Sunderland CID never sounded glamorous, not like Newcastle’s West End with its organised crime department and its high end drug squad. And you could forget comparisons with the Met or even other large urban forces lime Manchester or the West Midlands. No, not like them at all. Sunderland was different. Always had been. As Harton remembered his old DS telling him, Sunderland had no crime families, no big 'operators.’ Just scrotes. Annoying little toe-rags that grew up either to be annoying big toe rags or ran the local clubs or double-glazing firms. It made policing the place both easy and complicated at the same time.

Easy, because major crimes rarely happened. There was the occasional murder, but probably less than any other industrial city in the country. No, most crime in Sunderland was petty, annoying and perpetrated by petty and annoying people. Like traffic cops whom Harton detested with even more venom than his ‘clientele.’
But Sunderland was also difficult to police simply because there were very few informers. With any crime there was a wall of silence or even worse, indifference. Silence could be combated by action. Go in hard and worry later. Indifference was a tough one. When people gave up and no longer cared, any questions were merely answered with the shrug of the shoulders.
And that was why Harton was sitting at a battered desk, in a battered building in a battered city with a battered file in front of him. Going nowhere.
Was it his fault? He had been investigating a street robbery, there had been plenty of passers by but nobody had apparently seen anything. The victim was a young girl who had been punched to the ground and had her bag stolen and of course in it was her purse and her mobile. Harton looked to the ceiling. The government may have stopped smoking at work but it would take that longed for demolition to remove the decades of ugly brown stained evidence away from the building.
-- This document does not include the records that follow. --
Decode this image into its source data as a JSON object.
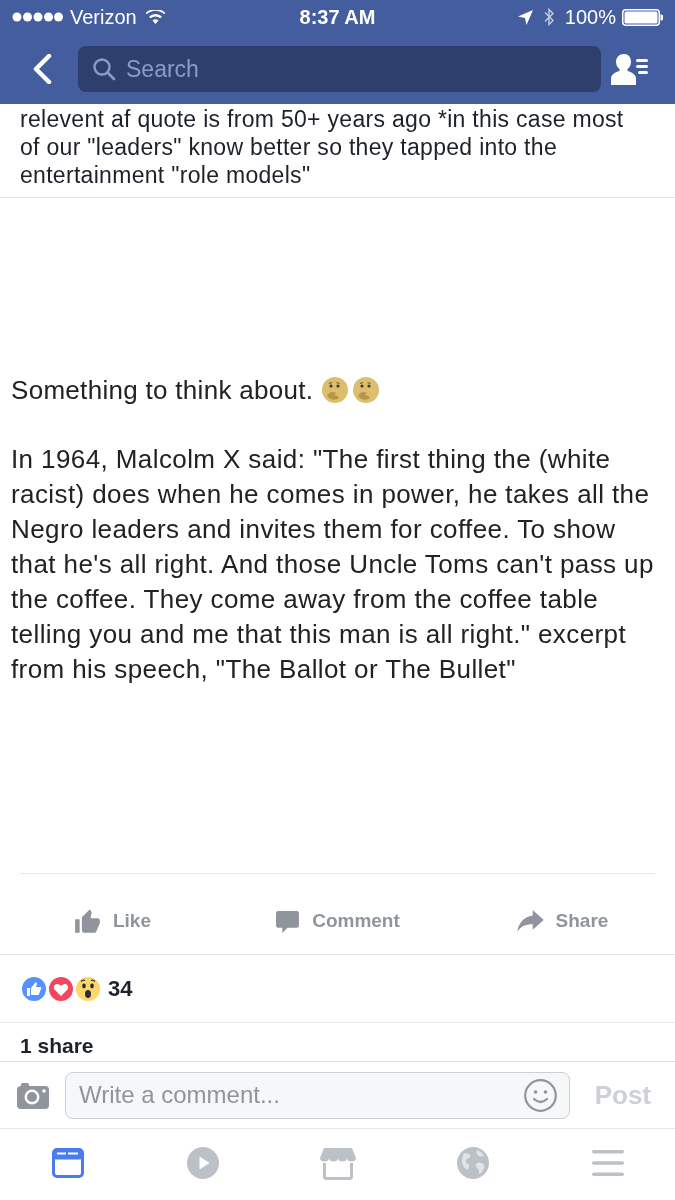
{
  "status_bar": {
    "carrier": "Verizon",
    "time": "8:37 AM",
    "battery": "100%"
  },
  "nav_bar": {
    "search": {
      "placeholder": "Search"
    }
  },
  "previous_comment": {
    "lines": [
      "relevent af quote is from 50+ years ago *in this case most",
      "of our \"leaders\" know better so they tapped into the",
      "entertainment \"role models\""
    ]
  },
  "post": {
    "intro": "Something to think about.",
    "intro_emojis": [
      {
        "kind": "thinking"
      },
      {
        "kind": "thinking"
      }
    ],
    "body_lines": [
      "In 1964, Malcolm X said: \"The first thing the (white",
      "racist) does when he comes in power, he takes all the",
      "Negro leaders and invites them for coffee. To show",
      "that he's all right. And those Uncle Toms can't pass up",
      "the coffee. They come away from the coffee table",
      "telling you and me that this man is all right.\" excerpt",
      "from his speech, \"The Ballot or The Bullet\""
    ]
  },
  "actions": [
    {
      "kind": "like",
      "label": "Like"
    },
    {
      "kind": "comment",
      "label": "Comment"
    },
    {
      "kind": "share",
      "label": "Share"
    }
  ],
  "reactions": {
    "icons": [
      {
        "kind": "like"
      },
      {
        "kind": "love"
      },
      {
        "kind": "wow"
      }
    ],
    "count": "34"
  },
  "shares": "1 share",
  "composer": {
    "placeholder": "Write a comment...",
    "post_label": "Post",
    "post_disabled": true
  },
  "tab_bar": [
    {
      "kind": "feed",
      "selected": true
    },
    {
      "kind": "video",
      "selected": false
    },
    {
      "kind": "marketplace",
      "selected": false
    },
    {
      "kind": "globe",
      "selected": false
    },
    {
      "kind": "menu",
      "selected": false
    }
  ]
}
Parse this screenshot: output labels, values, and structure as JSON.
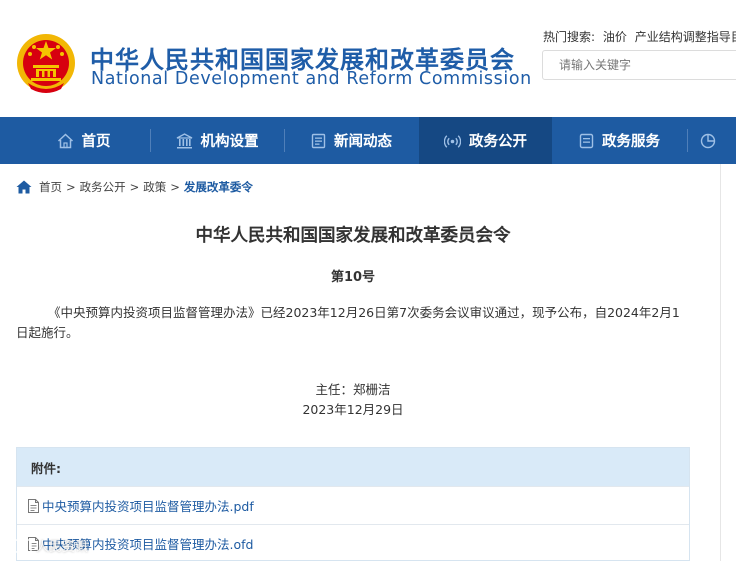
{
  "header": {
    "logo_cn": "中华人民共和国国家发展和改革委员会",
    "logo_en": "National Development and Reform Commission",
    "hot_search_label": "热门搜索:",
    "hot_search_terms": [
      "油价",
      "产业结构调整指导目录"
    ],
    "search_placeholder": "请输入关键字"
  },
  "nav": {
    "items": [
      {
        "label": "首页",
        "icon": "home-icon"
      },
      {
        "label": "机构设置",
        "icon": "institution-icon"
      },
      {
        "label": "新闻动态",
        "icon": "news-icon"
      },
      {
        "label": "政务公开",
        "icon": "broadcast-icon",
        "active": true
      },
      {
        "label": "政务服务",
        "icon": "service-icon"
      },
      {
        "label": "",
        "icon": "chart-icon"
      }
    ]
  },
  "breadcrumb": {
    "items": [
      "首页",
      "政务公开",
      "政策",
      "发展改革委令"
    ],
    "separator": ">"
  },
  "article": {
    "title": "中华人民共和国国家发展和改革委员会令",
    "number": "第10号",
    "body": "《中央预算内投资项目监督管理办法》已经2023年12月26日第7次委务会议审议通过，现予公布，自2024年2月1日起施行。",
    "signer": "主任：郑栅洁",
    "date": "2023年12月29日"
  },
  "attachments": {
    "heading": "附件:",
    "files": [
      {
        "name": "中央预算内投资项目监督管理办法.pdf",
        "icon": "document-icon"
      },
      {
        "name": "中央预算内投资项目监督管理办法.ofd",
        "icon": "document-icon"
      }
    ]
  },
  "watermark": {
    "text": "人民资讯"
  },
  "colors": {
    "brand_blue": "#1e5ba2",
    "nav_active": "#154883",
    "attach_header": "#d9eaf8",
    "emblem_red": "#d7000f",
    "emblem_gold": "#f5c400"
  }
}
The girl had made her way to the front desk, bleeding from what turned out to be a broken nose sustained in the robbery. The uniformed coppers had piled out of the building en masse to try to apprehend the miscreant or miscreants. Imagine that, a street robbery within 50 yards of the police station. Yards, not metres. Sunderland was the city of the late metric martyr, publicly prosecuted by the City council, privately supported by everyone.